Davina Allison's Remarks on Time

My academic friend Davina Allison is a published poet, which has appeared in a number of outlets both here and internationally. These include our Australian Book Review, The London Magazine and the Australian Broadcasting Corporation as Editor’s Choice.

The last is especially significant because the body of work that came to be published through that outlet concerned her engagement with the Canadian trancscendental Thomist Bernard Lonergan, in particular his Insight: A Study of Human Understanding.

While space does not allow a full overview of Lonergan’s works, Insight’s main contribution concerns the way that our understanding of the process of knowing - the latter being a participation in transcendental categories such as being, truth, goodness and value - provides the template that in turn makes all knowing possible. This thereby bridges the seeming metaphysical gap between the subjective and objective, since one’s own desire to know is what pushes us beyond finite reality into infinite reality.

While not being overly steeped in Lonerganian literature, I nonetheless found striking resemblances to Giussani’s mode of knowing, in particular his point that all knowledge constitutes an invitation by reality to engage the self with the uncreated mystery behind all created reality.

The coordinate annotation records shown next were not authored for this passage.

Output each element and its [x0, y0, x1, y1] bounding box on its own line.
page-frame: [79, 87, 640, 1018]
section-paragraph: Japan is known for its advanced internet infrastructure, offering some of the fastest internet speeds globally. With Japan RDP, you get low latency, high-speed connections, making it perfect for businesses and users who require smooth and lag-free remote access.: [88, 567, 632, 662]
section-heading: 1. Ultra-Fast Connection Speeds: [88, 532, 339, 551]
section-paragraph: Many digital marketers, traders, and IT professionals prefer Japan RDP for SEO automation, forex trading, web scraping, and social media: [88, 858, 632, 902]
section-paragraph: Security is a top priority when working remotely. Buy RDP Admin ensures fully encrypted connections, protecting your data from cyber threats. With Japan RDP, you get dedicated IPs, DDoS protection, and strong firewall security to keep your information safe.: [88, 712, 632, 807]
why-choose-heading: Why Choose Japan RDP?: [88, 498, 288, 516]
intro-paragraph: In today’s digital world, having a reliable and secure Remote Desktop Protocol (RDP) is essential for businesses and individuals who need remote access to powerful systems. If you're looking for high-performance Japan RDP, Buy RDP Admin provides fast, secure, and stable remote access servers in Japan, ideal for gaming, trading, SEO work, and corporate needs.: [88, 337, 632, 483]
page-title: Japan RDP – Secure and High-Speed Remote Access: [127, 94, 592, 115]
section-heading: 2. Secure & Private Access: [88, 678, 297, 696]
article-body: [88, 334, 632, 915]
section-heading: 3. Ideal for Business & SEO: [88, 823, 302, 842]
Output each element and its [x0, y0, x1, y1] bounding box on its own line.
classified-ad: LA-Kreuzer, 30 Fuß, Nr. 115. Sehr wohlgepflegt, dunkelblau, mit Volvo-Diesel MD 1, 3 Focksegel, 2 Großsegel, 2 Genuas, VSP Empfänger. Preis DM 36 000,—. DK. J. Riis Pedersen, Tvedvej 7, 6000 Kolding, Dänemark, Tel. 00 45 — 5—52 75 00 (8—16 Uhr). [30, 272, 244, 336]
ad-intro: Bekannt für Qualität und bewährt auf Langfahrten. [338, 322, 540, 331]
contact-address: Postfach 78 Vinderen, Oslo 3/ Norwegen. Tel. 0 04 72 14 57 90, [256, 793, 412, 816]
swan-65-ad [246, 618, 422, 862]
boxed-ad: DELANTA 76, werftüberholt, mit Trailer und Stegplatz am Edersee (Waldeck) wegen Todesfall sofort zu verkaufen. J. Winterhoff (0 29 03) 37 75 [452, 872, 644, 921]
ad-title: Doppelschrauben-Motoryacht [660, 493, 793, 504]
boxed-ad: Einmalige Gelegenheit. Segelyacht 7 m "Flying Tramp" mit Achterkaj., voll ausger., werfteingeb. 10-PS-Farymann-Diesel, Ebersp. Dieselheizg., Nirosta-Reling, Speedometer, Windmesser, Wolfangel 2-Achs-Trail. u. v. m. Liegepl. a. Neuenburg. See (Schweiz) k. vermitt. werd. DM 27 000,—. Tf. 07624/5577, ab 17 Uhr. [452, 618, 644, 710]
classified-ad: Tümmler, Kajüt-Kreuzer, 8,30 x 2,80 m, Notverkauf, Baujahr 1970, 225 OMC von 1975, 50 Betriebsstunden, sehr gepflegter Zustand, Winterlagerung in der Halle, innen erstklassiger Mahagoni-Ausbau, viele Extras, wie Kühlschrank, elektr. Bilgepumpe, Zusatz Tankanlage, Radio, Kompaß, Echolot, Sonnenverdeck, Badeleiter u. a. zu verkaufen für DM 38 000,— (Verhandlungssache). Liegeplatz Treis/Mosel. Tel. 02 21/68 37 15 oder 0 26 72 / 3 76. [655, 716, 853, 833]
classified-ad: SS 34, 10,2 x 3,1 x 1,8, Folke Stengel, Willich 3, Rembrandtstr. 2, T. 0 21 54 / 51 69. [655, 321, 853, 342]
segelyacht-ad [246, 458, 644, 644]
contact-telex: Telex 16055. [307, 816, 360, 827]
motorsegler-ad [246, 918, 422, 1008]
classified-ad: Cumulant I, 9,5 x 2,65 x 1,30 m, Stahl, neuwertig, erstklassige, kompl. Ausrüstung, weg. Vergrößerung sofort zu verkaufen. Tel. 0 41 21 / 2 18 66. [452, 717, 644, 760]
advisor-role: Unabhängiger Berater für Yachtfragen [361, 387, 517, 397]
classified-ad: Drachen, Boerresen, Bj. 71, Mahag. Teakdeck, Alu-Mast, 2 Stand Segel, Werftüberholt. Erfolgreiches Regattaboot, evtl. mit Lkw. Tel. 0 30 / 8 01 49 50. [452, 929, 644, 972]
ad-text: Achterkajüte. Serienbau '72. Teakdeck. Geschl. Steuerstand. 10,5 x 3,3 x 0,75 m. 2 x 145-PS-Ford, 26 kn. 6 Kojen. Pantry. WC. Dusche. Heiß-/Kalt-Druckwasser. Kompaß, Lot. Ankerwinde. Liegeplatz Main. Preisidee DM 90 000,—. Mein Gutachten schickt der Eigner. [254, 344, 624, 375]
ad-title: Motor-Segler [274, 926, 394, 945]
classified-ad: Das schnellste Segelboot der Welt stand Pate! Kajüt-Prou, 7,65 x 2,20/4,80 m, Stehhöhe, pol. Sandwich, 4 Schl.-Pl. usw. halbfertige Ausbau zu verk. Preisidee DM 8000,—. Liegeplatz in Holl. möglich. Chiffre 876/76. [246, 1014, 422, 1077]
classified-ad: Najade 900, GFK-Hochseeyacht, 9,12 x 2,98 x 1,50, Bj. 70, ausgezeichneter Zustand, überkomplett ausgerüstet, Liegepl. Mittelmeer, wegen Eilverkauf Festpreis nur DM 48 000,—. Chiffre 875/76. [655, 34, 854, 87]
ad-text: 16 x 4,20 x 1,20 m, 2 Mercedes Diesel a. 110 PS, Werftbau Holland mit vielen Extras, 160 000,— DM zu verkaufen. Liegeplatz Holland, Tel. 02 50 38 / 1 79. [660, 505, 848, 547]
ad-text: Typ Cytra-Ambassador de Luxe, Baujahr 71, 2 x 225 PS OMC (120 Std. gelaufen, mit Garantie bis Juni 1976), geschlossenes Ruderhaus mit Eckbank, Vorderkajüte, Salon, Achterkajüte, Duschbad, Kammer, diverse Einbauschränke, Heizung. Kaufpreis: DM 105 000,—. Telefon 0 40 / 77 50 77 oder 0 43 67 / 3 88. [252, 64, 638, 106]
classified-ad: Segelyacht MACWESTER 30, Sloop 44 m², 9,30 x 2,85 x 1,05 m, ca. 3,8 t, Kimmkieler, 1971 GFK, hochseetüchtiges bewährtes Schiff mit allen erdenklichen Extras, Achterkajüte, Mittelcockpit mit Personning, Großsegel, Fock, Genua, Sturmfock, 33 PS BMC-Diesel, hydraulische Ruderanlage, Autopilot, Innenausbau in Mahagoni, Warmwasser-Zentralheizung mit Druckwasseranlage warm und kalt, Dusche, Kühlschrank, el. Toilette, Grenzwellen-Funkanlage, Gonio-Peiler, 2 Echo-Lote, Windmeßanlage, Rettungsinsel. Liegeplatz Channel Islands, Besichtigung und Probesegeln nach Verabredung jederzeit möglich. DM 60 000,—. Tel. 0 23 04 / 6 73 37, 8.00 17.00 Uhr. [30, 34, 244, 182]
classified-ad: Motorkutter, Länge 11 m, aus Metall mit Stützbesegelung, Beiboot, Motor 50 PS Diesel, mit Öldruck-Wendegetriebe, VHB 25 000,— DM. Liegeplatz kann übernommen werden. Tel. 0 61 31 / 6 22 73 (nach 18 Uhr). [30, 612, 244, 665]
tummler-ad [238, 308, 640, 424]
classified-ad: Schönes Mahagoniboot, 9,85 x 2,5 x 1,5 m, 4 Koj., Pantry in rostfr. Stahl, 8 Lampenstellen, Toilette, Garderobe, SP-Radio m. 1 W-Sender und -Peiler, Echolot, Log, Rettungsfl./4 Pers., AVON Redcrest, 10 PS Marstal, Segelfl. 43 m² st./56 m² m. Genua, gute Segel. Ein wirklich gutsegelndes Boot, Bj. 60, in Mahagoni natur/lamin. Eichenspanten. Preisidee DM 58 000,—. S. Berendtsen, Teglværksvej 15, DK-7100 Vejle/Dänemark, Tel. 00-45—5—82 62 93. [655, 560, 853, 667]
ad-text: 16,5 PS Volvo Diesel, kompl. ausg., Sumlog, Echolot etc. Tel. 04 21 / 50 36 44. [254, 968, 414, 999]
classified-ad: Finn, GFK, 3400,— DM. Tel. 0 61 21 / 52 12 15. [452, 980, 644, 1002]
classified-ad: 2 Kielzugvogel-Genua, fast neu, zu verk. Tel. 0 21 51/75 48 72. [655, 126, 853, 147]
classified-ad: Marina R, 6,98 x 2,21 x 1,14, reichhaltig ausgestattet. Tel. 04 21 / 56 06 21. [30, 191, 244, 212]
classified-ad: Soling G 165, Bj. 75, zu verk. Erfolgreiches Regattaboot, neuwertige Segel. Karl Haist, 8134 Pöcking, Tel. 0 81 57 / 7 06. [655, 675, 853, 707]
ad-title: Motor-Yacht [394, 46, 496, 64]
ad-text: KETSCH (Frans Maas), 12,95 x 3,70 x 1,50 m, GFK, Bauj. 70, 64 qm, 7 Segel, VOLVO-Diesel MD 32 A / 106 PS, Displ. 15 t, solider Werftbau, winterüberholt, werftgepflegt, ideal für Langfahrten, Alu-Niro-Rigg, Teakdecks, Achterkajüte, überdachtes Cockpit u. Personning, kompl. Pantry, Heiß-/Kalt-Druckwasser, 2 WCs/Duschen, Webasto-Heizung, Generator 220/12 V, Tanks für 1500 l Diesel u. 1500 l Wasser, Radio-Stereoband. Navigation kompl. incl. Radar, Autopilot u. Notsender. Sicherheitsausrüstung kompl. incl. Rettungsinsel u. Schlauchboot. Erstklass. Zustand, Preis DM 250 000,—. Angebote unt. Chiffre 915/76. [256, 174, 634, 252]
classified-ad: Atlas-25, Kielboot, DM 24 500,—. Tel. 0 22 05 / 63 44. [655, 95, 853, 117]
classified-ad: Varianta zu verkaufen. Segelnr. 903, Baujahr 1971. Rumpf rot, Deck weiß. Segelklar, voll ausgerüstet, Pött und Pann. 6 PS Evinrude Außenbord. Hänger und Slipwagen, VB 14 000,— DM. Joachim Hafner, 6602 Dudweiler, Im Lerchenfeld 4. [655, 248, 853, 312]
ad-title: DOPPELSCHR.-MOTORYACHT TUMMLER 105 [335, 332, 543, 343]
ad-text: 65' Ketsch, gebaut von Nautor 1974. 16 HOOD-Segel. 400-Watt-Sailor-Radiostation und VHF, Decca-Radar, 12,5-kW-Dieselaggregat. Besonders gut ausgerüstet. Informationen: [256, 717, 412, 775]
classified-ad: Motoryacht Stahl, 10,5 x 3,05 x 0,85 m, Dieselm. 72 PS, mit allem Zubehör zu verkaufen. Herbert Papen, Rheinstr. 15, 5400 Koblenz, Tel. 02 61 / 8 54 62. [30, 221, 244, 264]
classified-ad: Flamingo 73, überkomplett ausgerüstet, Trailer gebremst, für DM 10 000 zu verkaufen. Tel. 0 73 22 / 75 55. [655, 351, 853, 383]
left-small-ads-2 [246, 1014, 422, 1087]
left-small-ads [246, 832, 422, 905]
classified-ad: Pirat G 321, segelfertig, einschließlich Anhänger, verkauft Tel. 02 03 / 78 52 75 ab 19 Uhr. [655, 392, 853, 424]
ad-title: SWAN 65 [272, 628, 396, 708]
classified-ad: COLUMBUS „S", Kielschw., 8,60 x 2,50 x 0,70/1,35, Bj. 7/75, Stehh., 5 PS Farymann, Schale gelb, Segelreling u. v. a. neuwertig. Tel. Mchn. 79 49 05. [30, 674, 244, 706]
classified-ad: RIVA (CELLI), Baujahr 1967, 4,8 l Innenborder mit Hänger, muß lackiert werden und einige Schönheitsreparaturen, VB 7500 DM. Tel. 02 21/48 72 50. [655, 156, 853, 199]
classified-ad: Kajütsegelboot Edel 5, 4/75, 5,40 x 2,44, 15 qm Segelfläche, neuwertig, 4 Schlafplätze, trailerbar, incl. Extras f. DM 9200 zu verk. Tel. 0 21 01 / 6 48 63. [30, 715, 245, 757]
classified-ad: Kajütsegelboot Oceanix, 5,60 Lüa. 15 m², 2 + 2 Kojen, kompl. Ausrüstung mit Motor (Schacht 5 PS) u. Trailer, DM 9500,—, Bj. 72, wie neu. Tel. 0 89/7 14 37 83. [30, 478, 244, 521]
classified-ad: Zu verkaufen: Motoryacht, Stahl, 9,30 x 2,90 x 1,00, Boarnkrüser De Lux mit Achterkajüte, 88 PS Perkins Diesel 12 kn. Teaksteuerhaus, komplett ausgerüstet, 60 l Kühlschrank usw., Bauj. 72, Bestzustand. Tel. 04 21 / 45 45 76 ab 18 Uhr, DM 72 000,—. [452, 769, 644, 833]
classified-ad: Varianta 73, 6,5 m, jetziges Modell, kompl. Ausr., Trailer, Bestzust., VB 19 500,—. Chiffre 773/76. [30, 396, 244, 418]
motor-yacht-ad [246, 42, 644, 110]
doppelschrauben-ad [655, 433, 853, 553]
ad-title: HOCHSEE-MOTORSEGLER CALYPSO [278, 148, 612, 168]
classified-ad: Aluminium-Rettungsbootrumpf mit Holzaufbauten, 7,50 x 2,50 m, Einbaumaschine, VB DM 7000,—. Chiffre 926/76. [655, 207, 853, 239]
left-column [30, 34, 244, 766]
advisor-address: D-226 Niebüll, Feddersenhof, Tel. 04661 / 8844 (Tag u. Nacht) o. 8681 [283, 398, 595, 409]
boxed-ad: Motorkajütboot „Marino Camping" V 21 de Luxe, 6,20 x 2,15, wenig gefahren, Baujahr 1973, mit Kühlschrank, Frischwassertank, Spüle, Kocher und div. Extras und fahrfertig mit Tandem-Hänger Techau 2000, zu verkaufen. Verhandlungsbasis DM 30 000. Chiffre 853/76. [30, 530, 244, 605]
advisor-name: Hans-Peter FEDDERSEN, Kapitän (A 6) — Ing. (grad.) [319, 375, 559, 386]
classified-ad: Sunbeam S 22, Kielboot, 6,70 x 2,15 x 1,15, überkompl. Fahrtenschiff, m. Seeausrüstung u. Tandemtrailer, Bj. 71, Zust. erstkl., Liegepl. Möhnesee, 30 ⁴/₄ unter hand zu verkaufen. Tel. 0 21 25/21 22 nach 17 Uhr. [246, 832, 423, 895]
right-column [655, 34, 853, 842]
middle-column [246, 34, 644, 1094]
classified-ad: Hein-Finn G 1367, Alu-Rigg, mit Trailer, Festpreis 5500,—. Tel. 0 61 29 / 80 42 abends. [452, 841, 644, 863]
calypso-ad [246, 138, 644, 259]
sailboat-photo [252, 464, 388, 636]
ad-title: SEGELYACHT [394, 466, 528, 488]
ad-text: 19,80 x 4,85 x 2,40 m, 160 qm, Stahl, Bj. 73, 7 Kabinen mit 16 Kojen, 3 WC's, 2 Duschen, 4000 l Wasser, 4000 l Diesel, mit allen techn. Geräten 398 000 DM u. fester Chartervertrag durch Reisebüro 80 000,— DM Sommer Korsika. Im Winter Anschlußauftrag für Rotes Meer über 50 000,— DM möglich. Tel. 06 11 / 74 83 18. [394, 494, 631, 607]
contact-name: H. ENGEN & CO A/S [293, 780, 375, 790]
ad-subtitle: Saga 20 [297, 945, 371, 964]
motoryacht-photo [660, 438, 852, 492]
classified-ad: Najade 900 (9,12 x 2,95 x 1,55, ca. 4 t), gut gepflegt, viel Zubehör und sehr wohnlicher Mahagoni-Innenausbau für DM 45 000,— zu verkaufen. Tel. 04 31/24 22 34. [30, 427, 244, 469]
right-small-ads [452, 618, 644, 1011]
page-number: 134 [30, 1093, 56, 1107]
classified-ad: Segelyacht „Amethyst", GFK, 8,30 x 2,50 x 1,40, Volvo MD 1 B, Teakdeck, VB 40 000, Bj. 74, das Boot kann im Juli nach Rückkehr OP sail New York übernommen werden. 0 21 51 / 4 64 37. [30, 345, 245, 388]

More to the point, I found myself interfacing both Giussani and Lonergan as I read through Davina’s recently published volume of poems Remarks on Time (published by Resource Publications), which has received hearty endorsement by none less than Catherine Pickstock and Caitlin Smith Gilson.

When reading her poems, I was struck by her focus on botanical imagery, and the juxtaposition between the concreteness of those depictions of plantlife on the one hand, and the sparseness of Davina’s prose on the other. One really gets a sense of, not so much being pushed, but wanting to push beyond the seeming simplicity of her prose, and experiencing the gap between the finite and infinite. This is evident from her very first poem “Remarks on Time”

You can buy silk
every night

Travel by river.

Whatever flowers I find, sometimes violets,
almost blue
in the sun

Lonergan’s theme of “knowing your knowing” or Giussani’s “engagement of the I” also comes out in a number of poems where these very concrete specimens of creation are not simply left as mere objects, but become moments of the subject’s reflection, and otherwise insignificant things very quickly catapult her to what I can only describe as vastness. To wit, one of her shorter poems, Early Rain

a marigold
so I remember
the desert,

ripe mulberries

Where her poems become most moving is at a point that both Lonergan and Giussani observe, the point of realisation that at the threshold of infinite, one comes across not just an abstract “transcendence” or “horizon”, but an other that not only gives value in the abstract, but value to the self in particular. One sees glimmers of this in poems like her Moths at the Oleander, wherein the titular moth evokes a response in the subject

be my love
we’ll go to the low hills

where a channel
cut through rock brings water
.

This is but a small sample of what to expect in Davina’s deceptively slim volume of poems, in which specimens, expressed in sparse language, vibrate with the infinite and beyond that, the beauty of an other.